Facebook hosts ads with false vaccine info despite misinformation ban

Despite enacting rules that prohibit the spread of vaccine misinformation on its platform, Facebook currently hosts ads that falsely claim the vaccine for whooping cough, called pertussis, causes autism and other neurological disorders, according to a Jan. 8 BuzzFeed News report.

Facebook said that the ads, which are run by an alternative medicine company named Earthley, represent "no violation," of its policies, according to the report. The social media giant provided the following statement to BuzzFeed News: "Facebook does not have a policy that bans advertising on the basis that it expresses opposition to vaccines. Our policy is to ban ads containing vaccine misinformation."

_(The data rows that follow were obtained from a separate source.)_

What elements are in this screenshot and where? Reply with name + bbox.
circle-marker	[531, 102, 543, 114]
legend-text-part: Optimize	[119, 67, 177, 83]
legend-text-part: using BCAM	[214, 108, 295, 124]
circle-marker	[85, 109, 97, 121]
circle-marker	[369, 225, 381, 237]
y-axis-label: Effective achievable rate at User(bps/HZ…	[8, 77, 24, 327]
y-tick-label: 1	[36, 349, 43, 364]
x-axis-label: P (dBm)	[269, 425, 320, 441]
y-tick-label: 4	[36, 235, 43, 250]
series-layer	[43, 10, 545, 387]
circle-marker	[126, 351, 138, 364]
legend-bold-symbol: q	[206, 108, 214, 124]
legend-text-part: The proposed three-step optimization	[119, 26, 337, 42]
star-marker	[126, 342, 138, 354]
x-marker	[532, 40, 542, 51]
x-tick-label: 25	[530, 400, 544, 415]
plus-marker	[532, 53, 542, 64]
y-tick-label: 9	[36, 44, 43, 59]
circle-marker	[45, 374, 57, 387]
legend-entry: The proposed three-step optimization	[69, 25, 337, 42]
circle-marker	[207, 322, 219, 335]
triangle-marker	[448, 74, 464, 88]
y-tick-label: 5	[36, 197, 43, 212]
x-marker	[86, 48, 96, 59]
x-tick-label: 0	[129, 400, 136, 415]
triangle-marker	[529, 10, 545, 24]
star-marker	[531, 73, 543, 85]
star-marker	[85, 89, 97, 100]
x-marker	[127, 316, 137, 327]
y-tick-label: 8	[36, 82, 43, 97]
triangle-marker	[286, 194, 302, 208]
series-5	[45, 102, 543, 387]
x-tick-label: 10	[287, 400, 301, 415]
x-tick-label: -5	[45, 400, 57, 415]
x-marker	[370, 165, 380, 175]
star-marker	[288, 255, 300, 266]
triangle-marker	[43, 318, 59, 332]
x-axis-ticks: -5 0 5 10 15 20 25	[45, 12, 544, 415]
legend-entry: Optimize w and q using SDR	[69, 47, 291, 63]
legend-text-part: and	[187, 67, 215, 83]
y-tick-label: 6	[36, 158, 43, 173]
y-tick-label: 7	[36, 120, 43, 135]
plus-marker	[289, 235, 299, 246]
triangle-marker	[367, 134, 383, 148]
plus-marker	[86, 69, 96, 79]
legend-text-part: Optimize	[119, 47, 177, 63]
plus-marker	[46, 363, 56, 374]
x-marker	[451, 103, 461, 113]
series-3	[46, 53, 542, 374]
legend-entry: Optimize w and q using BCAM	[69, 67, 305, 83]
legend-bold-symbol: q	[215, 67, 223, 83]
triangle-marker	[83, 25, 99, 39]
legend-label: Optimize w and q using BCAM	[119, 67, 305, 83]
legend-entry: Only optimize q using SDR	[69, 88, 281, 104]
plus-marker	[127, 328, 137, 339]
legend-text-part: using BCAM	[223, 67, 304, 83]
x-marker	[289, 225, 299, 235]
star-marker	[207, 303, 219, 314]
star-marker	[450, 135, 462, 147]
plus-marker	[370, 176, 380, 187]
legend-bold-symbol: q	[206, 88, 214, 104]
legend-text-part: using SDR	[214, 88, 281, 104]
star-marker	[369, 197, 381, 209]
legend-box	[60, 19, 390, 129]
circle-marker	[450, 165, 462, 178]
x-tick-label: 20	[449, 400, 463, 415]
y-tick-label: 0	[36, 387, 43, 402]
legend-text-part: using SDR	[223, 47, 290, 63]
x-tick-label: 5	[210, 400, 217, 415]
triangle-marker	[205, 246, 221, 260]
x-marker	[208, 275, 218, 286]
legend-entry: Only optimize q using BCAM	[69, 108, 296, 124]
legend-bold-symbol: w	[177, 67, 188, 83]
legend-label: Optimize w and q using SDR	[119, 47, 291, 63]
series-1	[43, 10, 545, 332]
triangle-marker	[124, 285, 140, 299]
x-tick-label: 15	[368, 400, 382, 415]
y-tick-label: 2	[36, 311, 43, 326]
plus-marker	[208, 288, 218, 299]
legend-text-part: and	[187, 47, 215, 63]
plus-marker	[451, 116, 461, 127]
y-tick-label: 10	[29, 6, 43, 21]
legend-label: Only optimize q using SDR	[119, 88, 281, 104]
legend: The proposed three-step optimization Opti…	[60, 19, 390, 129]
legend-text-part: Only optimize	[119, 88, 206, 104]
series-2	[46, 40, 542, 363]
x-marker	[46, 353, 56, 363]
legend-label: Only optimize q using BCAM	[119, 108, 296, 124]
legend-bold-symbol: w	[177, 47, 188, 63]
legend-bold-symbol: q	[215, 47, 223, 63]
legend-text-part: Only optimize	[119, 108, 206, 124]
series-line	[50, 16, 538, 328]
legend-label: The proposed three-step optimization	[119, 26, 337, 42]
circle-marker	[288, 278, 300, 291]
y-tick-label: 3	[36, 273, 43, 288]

In September, Facebook rolled out a new feature that supports educational pop-up windows that appear on the social medical platform when a user searches for vaccine-related content.

The company's ad policy claims it prohibits ads that have been "debunked by third-party fact checkers or, in certain circumstances, claims debunked by organizations with particular expertise." Facebook's policy specifically cites "ads which include misinformation about vaccines as identified and verified by global health organizations," as an example of the type of ad that is banned from its platform.

The whooping cough vaccine is safe, and the impact the false ad can have on social media is dangerous, said Pete Hotez, MD, a pediatrics professor and dean of the National School of Tropical Medicine at Baylor College of Medicine.

"The vaccine is safe, it does not cause autism, does not cause all the other things that they talk about. It's highly protective, and could save your child’s life," he said.